Das jahrhundertealte Wattenscheid verlor am 1.1.1975 seine kommunale Selbständigkeit und wurde durch Beschluß des Nordrhein-Westfälischen Landtages vom 9. Juli 1974 mit der Stadt Bochum zur "neuen Stadt Bochum", allen Protesten der Wattenscheider Bevölkerung zum Trotz, zusammengeschlossen. Doch der Kampf der Wattenscheider um Selbstbestimmung und Selbstverwaltung, der 1970 u.a. mit der Gründung des Wattenscheider Heimatvereins begann, dauert an. Nachfolgend ein Überblick über die wichtigsten Stationen dieses Kampfes, der gerade im Jahre 1996 einen weiteren Höhepunkt fand.

Die Diskussion um Eingemeindung und Rückgemeindung im Zeitraffer:

18.7.1967:
Abschaffung des § 14 der Gemeindeordnung durch den Landtag: Das Mitwirkungsrecht der Bevölkerung in Neuordnungsfragen wird ersetzt durch ein Anhörungsrecht der betroffenen Räte.

18.3.1970: Gründung des Heimatvereins Wattenscheid zur Abwendung der drohenden Eingemeindung.

19.10.1972: Bei der Bürgerbefragung der Bürgerinitiative Selbständiges Wattenscheid sprechen sich 96,4 % aller Wattenscheider Bürgerinnen und Bürger für ein selbständiges Wattenscheid aus. Beteiligung unter Wahlbedingungen: 93,8 %.

25.1.1973: Der Rat der Stadt Wattenscheid spricht sich einstimmig für den Erhalt der Selbständigkeit und gegen eine Zwangs-Eingemeindung nach Bochum aus.

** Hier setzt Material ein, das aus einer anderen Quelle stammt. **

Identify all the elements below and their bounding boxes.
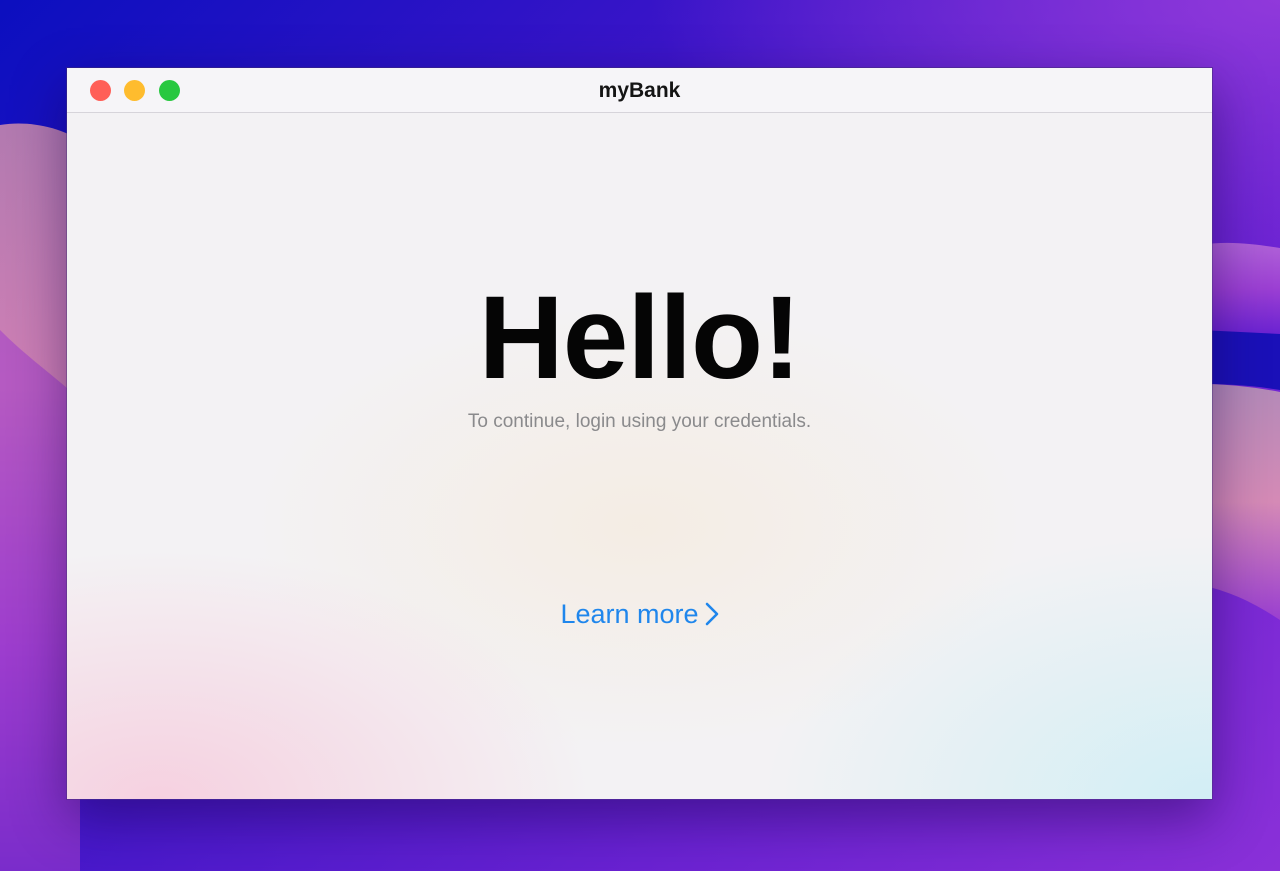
app-window: myBank Hello! To continue, login using y… [66, 67, 1213, 800]
welcome-content: Hello! To continue, login using your cre… [67, 113, 1212, 799]
learn-more-link[interactable]: Learn more [67, 599, 1212, 633]
greeting-heading: Hello! [478, 272, 802, 404]
window-title: myBank [598, 79, 681, 102]
learn-more-label: Learn more [560, 599, 699, 629]
window-titlebar: myBank [67, 68, 1212, 113]
login-instruction-text: To continue, login using your credential… [467, 411, 812, 432]
chevron-right-icon [705, 602, 719, 633]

13.-26.2.1974: Beim ersten Volksbegehren in der Geschichte Nordrhein-Westfalens ("Aktion Bürgerwille", Vors. Klaus Steilmann) schreiben sich in Wattenscheid 71,3 % der wahlberechtigten Bürger in entsprechende Listen ein. Ziele der Aktion: Selbständigkeit für Wattenscheid und einen Kommunalverband für das Ruhrgebiet auf den sonst selbständige Gemeinden die Aufgaben übertragen, die sinnvollerweise überregional gelöst werden müssen.

9.7.1974: Der Landtag NRW entscheidet gegen Wattenscheid und für die Eingemeindung.

1.1.1975: "Die Städte Bochum und Wattenscheid werden zur neuen Stadt Bochum zusammengeschlossen“ (Gesetzestext).

13.2.1976: Wattenscheid-Urteil des Verwaltungsgerichtshofes in Münster: Die Verfassungsbeschwerde des Rates der Stadt Wattenscheid wird abgelehnt. April 1979: HBV-Schrift (Franz-Josef Land) "Vier Jahre nach der Eingemeindung". September 1979: Gründung des "Verbandes Gebietsreformgeschädigter Gemeinden" in Kettwig (Vorläufer des "Kettwiger Kreises")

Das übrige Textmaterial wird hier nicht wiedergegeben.